Having a diverse workforce, including at board level, can help businesses to achieve results but “you need to make sure that anybody who gets any role is competent and is not chosen as part of a quota”.

“I’m a strong advocate of that – it’s about making sure you seek out really good talent, whoever they are, and giving people an opportunity to develop and grow,” Jones said.

Giving back

Beyond her day-to-day role, Jones is a coach and mentor, with up to four mentees at any one time (both inside and outside PSA), and supportive of charitable work such as the committee set up within PSA to raise awareness and funds for The Campaign Against Living Miserably (CALM), which focuses on getting men to talk about their mental health and reducing suicide.

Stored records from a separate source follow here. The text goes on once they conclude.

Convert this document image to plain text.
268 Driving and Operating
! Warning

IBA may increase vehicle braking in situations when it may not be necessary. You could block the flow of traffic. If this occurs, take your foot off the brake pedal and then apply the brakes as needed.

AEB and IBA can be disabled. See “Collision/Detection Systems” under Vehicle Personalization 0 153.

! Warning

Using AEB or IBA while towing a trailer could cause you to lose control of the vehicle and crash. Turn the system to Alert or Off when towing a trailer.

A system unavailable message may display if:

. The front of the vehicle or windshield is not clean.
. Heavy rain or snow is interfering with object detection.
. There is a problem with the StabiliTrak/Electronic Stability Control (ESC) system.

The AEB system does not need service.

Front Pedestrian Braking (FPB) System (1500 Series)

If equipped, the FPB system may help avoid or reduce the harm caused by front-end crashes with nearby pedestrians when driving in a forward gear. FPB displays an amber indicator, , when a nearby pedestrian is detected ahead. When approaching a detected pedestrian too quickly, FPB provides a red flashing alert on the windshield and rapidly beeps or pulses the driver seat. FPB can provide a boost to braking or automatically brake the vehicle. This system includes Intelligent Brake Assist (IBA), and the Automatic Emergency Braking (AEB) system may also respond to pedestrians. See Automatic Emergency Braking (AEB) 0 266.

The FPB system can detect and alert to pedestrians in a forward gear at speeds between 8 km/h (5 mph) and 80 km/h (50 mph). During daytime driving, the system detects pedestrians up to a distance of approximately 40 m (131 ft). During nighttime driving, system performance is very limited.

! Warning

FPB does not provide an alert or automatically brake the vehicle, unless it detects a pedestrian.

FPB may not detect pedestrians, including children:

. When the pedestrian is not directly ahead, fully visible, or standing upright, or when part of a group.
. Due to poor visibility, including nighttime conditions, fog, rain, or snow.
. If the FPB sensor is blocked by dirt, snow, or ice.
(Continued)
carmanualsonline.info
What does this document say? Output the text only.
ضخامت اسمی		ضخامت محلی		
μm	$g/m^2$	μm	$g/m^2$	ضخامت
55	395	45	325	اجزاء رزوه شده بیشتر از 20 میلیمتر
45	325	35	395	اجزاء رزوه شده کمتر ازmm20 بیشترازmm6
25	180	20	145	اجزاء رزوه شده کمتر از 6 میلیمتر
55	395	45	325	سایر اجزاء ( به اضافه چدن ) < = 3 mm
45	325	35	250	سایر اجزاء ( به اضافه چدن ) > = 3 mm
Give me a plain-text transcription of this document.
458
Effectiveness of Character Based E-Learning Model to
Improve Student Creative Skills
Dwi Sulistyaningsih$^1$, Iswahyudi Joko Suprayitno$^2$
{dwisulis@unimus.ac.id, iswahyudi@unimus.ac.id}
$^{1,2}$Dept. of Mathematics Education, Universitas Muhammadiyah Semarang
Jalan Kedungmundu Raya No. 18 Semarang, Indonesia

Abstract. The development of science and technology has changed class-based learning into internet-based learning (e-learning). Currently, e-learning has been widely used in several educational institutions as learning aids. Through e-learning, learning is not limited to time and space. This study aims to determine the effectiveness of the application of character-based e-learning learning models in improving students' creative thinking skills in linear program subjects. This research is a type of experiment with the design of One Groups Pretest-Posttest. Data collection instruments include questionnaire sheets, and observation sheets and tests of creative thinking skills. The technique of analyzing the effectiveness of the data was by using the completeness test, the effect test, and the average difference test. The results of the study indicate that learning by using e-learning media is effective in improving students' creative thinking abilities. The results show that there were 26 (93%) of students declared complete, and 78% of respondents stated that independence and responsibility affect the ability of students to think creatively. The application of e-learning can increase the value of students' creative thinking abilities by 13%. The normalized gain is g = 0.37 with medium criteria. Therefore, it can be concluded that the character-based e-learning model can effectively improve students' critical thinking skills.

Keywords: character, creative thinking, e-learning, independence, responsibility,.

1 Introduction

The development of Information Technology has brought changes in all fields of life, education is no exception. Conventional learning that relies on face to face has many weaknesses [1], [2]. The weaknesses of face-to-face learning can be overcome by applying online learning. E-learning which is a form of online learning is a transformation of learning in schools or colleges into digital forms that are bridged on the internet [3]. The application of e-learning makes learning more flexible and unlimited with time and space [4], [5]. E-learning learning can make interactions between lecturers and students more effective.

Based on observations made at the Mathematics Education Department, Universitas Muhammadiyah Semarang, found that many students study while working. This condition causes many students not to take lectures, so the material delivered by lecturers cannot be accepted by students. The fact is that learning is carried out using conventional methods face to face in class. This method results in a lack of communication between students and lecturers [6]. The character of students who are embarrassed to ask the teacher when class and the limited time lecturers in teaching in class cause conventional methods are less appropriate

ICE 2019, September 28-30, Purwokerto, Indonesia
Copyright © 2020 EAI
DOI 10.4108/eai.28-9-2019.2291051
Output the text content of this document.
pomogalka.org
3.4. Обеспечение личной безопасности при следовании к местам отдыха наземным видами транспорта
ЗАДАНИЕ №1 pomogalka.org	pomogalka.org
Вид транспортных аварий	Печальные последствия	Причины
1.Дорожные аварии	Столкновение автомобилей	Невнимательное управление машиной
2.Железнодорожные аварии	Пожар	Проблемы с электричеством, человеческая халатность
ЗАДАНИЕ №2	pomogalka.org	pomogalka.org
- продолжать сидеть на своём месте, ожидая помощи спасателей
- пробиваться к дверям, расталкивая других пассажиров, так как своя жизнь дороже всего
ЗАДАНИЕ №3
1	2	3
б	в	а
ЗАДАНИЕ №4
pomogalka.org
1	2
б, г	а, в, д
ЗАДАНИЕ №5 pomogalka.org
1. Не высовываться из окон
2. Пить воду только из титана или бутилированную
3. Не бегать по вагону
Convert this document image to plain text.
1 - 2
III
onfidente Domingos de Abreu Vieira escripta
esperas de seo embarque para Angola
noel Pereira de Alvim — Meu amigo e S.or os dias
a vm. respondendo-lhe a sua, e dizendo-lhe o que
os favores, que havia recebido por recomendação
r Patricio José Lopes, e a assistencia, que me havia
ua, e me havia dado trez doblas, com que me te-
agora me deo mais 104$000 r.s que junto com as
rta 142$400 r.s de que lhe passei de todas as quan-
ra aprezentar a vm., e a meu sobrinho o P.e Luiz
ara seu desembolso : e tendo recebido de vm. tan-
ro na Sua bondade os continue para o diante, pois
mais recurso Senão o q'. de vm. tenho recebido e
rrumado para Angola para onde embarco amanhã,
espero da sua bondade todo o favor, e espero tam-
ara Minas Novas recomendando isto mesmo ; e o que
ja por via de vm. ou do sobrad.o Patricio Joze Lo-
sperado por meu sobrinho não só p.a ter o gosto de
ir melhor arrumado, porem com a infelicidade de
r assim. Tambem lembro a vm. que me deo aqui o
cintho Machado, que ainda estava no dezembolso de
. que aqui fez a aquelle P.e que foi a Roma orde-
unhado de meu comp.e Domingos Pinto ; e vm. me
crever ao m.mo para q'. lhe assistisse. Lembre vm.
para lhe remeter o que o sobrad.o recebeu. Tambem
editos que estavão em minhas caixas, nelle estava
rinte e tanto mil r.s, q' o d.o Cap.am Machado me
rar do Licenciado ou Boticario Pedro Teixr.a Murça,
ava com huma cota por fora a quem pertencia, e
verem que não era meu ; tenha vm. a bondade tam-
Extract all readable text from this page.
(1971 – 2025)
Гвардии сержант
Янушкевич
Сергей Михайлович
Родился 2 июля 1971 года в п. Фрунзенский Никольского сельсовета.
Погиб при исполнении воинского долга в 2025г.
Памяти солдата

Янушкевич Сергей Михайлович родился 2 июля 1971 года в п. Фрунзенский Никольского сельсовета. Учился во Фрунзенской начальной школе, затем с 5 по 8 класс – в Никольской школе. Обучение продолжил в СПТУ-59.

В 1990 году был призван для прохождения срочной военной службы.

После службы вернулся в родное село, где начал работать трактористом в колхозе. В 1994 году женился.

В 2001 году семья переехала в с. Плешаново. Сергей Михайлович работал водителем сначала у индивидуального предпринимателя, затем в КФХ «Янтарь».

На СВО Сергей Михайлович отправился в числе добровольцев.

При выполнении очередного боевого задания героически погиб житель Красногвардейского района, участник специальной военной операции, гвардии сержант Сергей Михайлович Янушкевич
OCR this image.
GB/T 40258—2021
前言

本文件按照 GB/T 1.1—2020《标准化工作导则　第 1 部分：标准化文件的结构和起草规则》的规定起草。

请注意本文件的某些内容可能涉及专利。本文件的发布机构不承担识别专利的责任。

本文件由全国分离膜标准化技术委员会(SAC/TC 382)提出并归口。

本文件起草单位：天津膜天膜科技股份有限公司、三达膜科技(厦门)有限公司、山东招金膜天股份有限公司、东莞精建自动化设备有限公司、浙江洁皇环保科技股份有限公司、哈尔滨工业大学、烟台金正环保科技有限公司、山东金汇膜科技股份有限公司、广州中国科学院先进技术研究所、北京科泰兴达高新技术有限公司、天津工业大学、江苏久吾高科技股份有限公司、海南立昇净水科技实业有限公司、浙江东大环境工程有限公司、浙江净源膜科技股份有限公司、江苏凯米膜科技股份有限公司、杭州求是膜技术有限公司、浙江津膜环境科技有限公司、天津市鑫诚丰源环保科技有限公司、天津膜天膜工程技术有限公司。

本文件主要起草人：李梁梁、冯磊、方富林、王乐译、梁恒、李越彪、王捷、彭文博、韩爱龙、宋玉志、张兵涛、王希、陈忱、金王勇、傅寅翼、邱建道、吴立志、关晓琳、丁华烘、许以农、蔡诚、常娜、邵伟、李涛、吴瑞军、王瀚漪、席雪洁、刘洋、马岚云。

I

She is also vice president for the Institute of Customer Service, representing the automotive sector. It is a position she has held for the past seven years and she believes it is beneficial to her personally, the PSA Group and the industry as the Institute’s CSI index provides valuable insight on how the automotive sector compares to other industries.

“Our customers don’t park their experience when they come out of a retail store and into an automotive dealership,” Jones said. “It’s about how easy are you to do business with? How frictionless is the service?

“We can learn practical things from what other businesses are doing to drive us an automotive industry.”